The crux of the near pandemic of these two diseases is that infection and prevalence of the two could be greatly reduced by control of the carrier of the infection – The Mosquito. And on whom rests the responsibility of controlling the breeding of mosquitoes? On You and Me.  But both of these entities are often careless, and totally non-caring about keeping their premises clean and of course eliminating all breeding spots for flying pests. Does the responsibility end there? Not upon your life! The buck moves on and lands on the public health inspectors, the garbage removers, the fumigators. Their boss who sees to them working properly is the Medical Officer of Health. And he is part of the Colombo Municipal Council that has the responsibility of looking to the health of people within the MC.

The spread of the two diseases mentioned is proof that the above persons and establishments are NOT doing the work they should be doing.

It is a proven fact that just before a change in personnel in the country, or a MC or a Pradeshiya Sabha, with a general election or local government election in the near future, most work stops in government offices or in local government establishments as the case may be.  Workers get the disease of ennui; do minimum work until new bosses take over.

This definitely has happened in Colombo.   Cass lives in Colombo 3. Quite frequent fumigation stopped some time ago. About two weeks ago she heard the process and smelled the fumes. Then nothing and mosquitoes breeding with the infrequent rain and no repellents or cleaning of premises. She phoned the MOH’s office on Thursday last week. Was promised fumigation. Nothing.

We are in a serious situation but no Municipal Council action. Politics is to blame here too. The SJB is trying to grab control of the Colombo MC and people are falling prey to the two diseases. All politicians shout it’s all for the people they enter politics, etc. The NPP has definitely shown concern for the public and have at least to a large extent eliminated corruption in public life. They have a woman candidate for Mayor who sure seems to be able to do a very good job. Her concern seems to be the people. But no. A power struggle goes on and its root cause: selfishness and non-caring of the good of the people.  And for more than a week, the personnel from the MOH are looking on as more people suffer due to dirty surroundings.

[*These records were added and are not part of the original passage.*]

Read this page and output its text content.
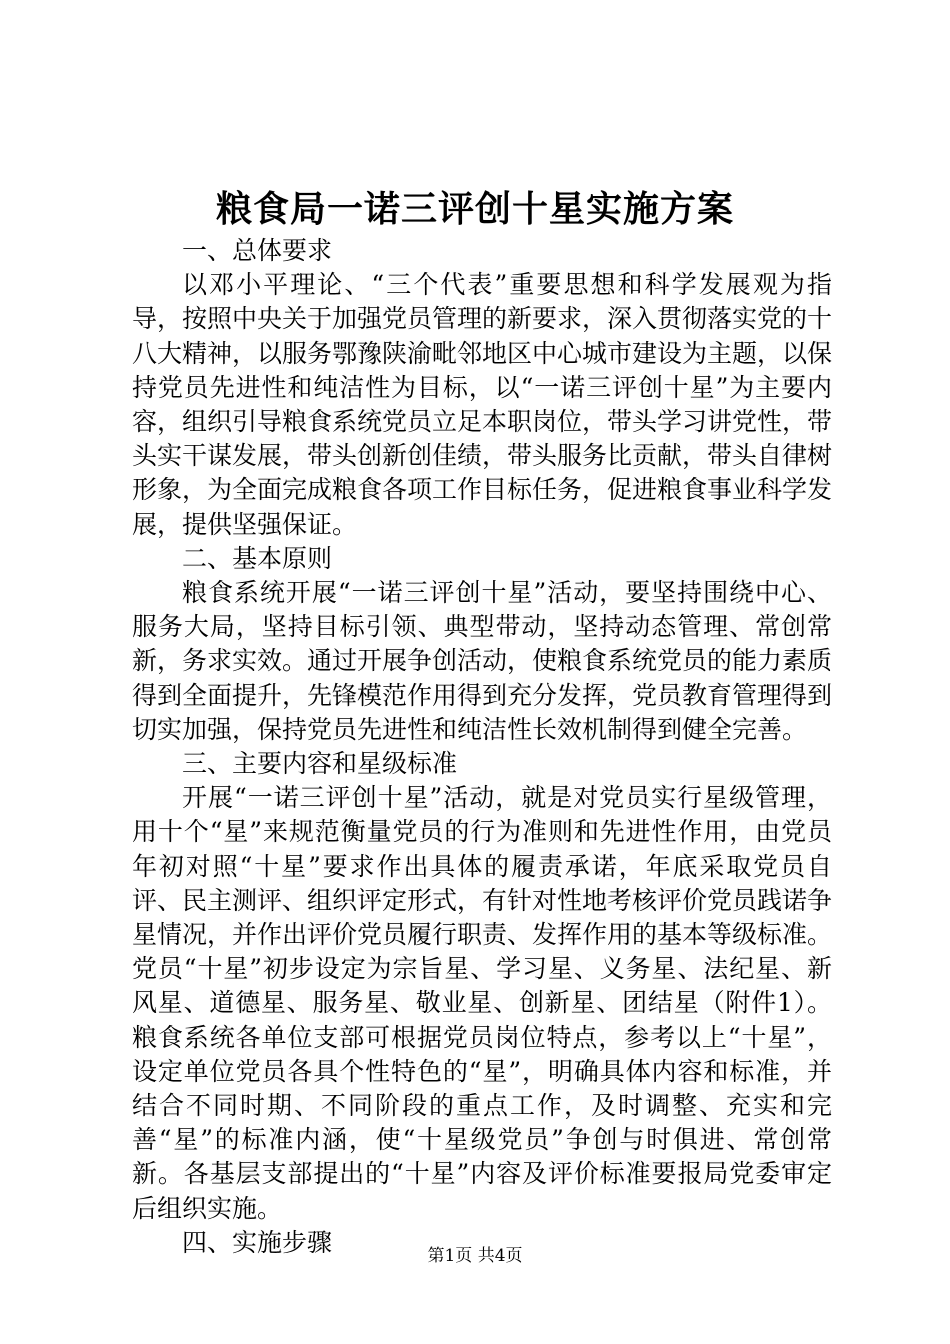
粮食局一诺三评创十星实施方案

一、总体要求

以邓小平理论、“三个代表”重要思想和科学发展观为指导，按照中央关于加强党员管理的新要求，深入贯彻落实党的十八大精神，以服务鄂豫陕渝毗邻地区中心城市建设为主题，以保持党员先进性和纯洁性为目标，以“一诺三评创十星”为主要内容，组织引导粮食系统党员立足本职岗位，带头学习讲党性，带头实干谋发展，带头创新创佳绩，带头服务比贡献，带头自律树形象，为全面完成粮食各项工作目标任务，促进粮食事业科学发展，提供坚强保证。

二、基本原则

粮食系统开展“一诺三评创十星”活动，要坚持围绕中心、服务大局，坚持目标引领、典型带动，坚持动态管理、常创常新，务求实效。通过开展争创活动，使粮食系统党员的能力素质得到全面提升，先锋模范作用得到充分发挥，党员教育管理得到切实加强，保持党员先进性和纯洁性长效机制得到健全完善。

三、主要内容和星级标准

开展“一诺三评创十星”活动，就是对党员实行星级管理，用十个“星”来规范衡量党员的行为准则和先进性作用，由党员年初对照“十星”要求作出具体的履责承诺，年底采取党员自评、民主测评、组织评定形式，有针对性地考核评价党员践诺争星情况，并作出评价党员履行职责、发挥作用的基本等级标准。党员“十星”初步设定为宗旨星、学习星、义务星、法纪星、新风星、道德星、服务星、敬业星、创新星、团结星（附件1）。粮食系统各单位支部可根据党员岗位特点，参考以上“十星”，设定单位党员各具个性特色的“星”，明确具体内容和标准，并结合不同时期、不同阶段的重点工作，及时调整、充实和完善“星”的标准内涵，使“十星级党员”争创与时俱进、常创常新。各基层支部提出的“十星”内容及评价标准要报局党委审定后组织实施。

四、实施步骤	第1页 共4页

Garbage is collected from her area on Tuesdays and Saturdays with paper, etc., on Thursdays. Tuesday 13 was a holiday but garbage was put out for collection. Not done. At noon, she phoned a supervisor of the cleaning company concerned only to ask whether the workers had a day off. Garbage was removed almost immediately. That is concern, efficiency and serving the public.

As Cass said, Colombo is in near crisis with two mosquito borne diseases mowing down people drastically. And nothing is being done by the officers who are given the responsibility of seeing to the cleanliness of the city and its suburbs.